Потом была оглашена инструкция Бибикову, по смыслу которой он посылался в неспокойный край полновластным диктатором. Также давался открытый указ, по которому ему подчинялись все краевые власти: военные, гражданские, духовные.

Уже на выходе из совещания, Екатерина успокаивала генерала.

– Ну вот, Александр Ильич, все устроилось. Оказывается уже два полка – кирасирский и карабинерский – двигаются и поспешают к Казани. Пехотинцев дать тебе пока не можем.

– А как же гвардия? – рискнул Бибиков – А пушки?

– Гвардия нужна в столице – холодно ответила Екатерина – Но и шести конных полков тебе будет достаточно, чтобы победить мятежников. Пушки возьми в Казани. Собирай також по дороге дворянское ополчение. В том тебе моя полная воля.

Бибиков тяжело вздохнул, низко опустил голову. Генерала мучили плохие предчувствия.

* * *

Выступление на Казань я назначил на 25-е ноября. К этому времени Лысов и Шигаев уже ушли завоевывать Уфу, а от Мясникова с Подуровым пришли вести о взятии Бузулука и Бугульмы. Я тут же приказал устроить народный праздник – палить из пушек, жарить быков, выкатить на площадь бочки со спиртным. Пришлось отменить на сутки «сухой» закон в войсках.

Послал курьеров по крепостям яицкой линии и в сам городок, где стояла сборная сотня казаков. Везде дал команду вывесить красные флаги, которые пошили женщины Харловой и пировать. В Оренбурге по совету Крылова были организованы соревнования на меткость по стрельбе во 2-м заводском полку и скачки. Я даже не удивился, когда в последних победил Салават Юлаев. Весь город выбежал на валы смотреть, как башкиры, татары, казаки соревнуются в скорости.

Отличившихся – наградил рублем и красивой перевязью с серпом и молотом. Принимал победителей я уже в новой «шапке „Мономаха“» – зимняя корона в авторстве Авдея выглядела очень представительно. Золото, россыпи рубинов… Народ смотрел во все глаза. Я заметил, что люди опять начали падать мне в ноги, а казаки перестали «тыкать». Верхом на мощном Победителе, с большой свитой, я всем своим видом внушал величие и трепет.
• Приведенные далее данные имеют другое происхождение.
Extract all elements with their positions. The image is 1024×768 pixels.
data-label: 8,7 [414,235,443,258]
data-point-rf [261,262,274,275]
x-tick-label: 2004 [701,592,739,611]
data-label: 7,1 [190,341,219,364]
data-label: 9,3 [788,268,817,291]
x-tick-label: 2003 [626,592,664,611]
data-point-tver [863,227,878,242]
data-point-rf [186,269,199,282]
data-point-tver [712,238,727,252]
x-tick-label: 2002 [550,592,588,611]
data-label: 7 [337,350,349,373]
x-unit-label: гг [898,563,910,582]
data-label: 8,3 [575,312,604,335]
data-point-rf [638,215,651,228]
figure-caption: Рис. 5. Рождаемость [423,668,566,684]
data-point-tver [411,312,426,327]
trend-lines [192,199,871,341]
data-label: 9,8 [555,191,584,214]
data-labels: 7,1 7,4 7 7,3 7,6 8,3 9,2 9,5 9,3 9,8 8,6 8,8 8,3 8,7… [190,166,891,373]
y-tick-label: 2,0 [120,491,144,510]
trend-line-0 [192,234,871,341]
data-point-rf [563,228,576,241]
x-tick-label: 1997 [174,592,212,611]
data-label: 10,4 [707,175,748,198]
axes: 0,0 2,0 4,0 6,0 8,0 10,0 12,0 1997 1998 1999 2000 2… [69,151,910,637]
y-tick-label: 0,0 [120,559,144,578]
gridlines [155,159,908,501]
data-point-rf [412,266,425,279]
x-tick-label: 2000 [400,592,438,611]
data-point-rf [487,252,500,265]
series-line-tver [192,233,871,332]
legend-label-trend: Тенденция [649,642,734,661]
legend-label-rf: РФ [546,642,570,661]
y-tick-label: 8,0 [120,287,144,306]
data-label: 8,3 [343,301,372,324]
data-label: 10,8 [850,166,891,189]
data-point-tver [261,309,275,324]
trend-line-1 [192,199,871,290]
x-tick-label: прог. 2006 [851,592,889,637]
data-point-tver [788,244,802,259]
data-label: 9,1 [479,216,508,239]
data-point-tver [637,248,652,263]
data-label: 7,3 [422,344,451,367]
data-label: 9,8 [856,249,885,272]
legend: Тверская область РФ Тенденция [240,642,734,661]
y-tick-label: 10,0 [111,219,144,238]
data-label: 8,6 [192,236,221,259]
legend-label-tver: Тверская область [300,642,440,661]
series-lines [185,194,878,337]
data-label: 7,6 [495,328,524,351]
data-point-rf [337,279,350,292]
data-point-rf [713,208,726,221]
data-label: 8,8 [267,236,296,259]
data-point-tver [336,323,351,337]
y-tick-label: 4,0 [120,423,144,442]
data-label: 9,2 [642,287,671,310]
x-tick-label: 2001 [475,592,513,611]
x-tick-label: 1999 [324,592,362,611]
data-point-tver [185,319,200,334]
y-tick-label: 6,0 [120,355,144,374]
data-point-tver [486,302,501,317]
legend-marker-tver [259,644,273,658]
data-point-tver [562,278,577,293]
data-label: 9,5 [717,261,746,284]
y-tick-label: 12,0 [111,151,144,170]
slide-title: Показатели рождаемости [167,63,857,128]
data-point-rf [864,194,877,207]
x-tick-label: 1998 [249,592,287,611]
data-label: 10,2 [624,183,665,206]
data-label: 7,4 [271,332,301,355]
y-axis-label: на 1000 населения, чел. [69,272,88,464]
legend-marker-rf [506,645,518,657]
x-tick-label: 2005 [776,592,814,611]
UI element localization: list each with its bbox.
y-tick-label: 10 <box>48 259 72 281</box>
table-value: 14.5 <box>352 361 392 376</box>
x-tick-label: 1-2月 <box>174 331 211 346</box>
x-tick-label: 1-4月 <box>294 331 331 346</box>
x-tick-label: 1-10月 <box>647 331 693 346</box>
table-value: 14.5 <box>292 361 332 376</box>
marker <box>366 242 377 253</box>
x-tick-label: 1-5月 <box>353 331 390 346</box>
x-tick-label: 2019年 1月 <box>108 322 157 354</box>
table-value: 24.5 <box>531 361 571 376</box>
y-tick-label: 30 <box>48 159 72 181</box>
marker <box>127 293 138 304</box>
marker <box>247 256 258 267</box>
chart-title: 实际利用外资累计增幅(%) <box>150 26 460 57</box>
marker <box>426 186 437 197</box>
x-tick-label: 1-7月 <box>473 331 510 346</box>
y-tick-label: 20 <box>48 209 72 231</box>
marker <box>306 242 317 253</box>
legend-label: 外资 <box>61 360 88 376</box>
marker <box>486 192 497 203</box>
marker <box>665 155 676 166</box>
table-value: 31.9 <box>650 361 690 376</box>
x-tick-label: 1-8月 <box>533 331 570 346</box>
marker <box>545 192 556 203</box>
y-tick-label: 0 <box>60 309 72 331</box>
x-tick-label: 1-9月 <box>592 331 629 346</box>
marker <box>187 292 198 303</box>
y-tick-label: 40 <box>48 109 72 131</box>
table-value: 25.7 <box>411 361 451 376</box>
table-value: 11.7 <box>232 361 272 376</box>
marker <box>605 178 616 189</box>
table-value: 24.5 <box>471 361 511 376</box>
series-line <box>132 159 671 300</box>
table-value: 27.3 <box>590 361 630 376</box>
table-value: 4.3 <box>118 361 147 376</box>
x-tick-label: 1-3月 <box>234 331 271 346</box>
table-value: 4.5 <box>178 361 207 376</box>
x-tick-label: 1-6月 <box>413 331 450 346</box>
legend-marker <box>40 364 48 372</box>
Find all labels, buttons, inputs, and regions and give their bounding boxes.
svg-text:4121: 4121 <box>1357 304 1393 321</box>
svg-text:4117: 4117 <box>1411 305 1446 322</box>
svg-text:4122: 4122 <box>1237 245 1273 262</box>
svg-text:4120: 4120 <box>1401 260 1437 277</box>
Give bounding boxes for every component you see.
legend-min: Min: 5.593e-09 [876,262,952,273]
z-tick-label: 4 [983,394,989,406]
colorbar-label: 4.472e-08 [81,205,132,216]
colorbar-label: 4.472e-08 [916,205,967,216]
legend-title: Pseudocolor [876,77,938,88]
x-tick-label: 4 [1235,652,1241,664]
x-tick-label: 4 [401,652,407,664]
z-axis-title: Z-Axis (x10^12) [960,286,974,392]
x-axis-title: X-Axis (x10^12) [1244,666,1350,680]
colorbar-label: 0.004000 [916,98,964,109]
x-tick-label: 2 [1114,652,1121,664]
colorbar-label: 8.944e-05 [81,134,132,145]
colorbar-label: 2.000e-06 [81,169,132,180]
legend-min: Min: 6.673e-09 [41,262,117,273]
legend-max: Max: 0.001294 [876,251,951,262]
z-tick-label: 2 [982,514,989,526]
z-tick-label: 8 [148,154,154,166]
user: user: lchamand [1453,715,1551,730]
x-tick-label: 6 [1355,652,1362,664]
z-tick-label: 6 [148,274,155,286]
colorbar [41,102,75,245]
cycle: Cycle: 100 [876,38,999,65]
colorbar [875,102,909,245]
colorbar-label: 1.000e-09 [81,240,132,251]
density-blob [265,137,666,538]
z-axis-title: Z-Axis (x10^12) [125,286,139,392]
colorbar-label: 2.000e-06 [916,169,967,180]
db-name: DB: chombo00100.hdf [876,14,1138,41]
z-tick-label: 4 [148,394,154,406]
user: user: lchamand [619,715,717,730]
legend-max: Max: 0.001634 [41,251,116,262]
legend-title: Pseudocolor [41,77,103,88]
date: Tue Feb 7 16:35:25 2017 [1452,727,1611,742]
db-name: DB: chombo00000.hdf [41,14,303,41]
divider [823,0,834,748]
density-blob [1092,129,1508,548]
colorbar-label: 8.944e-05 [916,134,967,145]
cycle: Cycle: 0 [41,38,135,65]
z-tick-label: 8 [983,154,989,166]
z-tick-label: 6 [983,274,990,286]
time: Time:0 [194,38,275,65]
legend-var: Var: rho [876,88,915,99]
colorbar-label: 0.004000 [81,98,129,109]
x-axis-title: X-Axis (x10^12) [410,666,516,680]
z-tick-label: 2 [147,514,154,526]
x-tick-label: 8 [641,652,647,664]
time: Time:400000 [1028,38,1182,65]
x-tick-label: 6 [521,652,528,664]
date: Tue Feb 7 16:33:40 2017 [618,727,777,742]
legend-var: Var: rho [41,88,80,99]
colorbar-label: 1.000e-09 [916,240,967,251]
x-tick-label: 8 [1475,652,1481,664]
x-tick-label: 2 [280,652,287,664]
За несколько дней до отъезда случилось важное событие. В Оренбург прибыли бежавшие из Казани польские конфедераты. Паны, после разгрома восстания под Варшавой, были направлены в ссылку в Сибирь. Успели доехать только до казанской губернии. Как только полыхнуло у нас, властям резко стало не до ляхов. И те под шумок сбежали. Сорок четыре хорошо обученных офицера – два капитана, двадцать три хорунжих и подхорунжих, один майор, восемнадцать поручиков и подпоручиков.

– Царю – царский подарок – верно пошутил Перфильев, разглядывая у меня в кабинете пана Чеснова. Капитана конфедераткой армии. Присутствовали также Чика-Зарубин и Овчинников.

– Так ты как говоришь, пан? В антилерийском деле, гришь, понимаешь? – Перфильев театрально поморщился.

Средних лет смуглый усатый человек, старательно выговаривая русские слова, сказал:

– Артиллерийское и инженерное дело, пан круль – поляк изобразил поклон – Я штудировал в войсковой школе в городе Турине, в Италии. Аттестацию имел, на латинском языке, за печатями, равно как и аттестацию о моем, пан, служении в войсках его королевского величества, наихристианнейшего короля Франции Людовика, Пятнадцатым именуемого.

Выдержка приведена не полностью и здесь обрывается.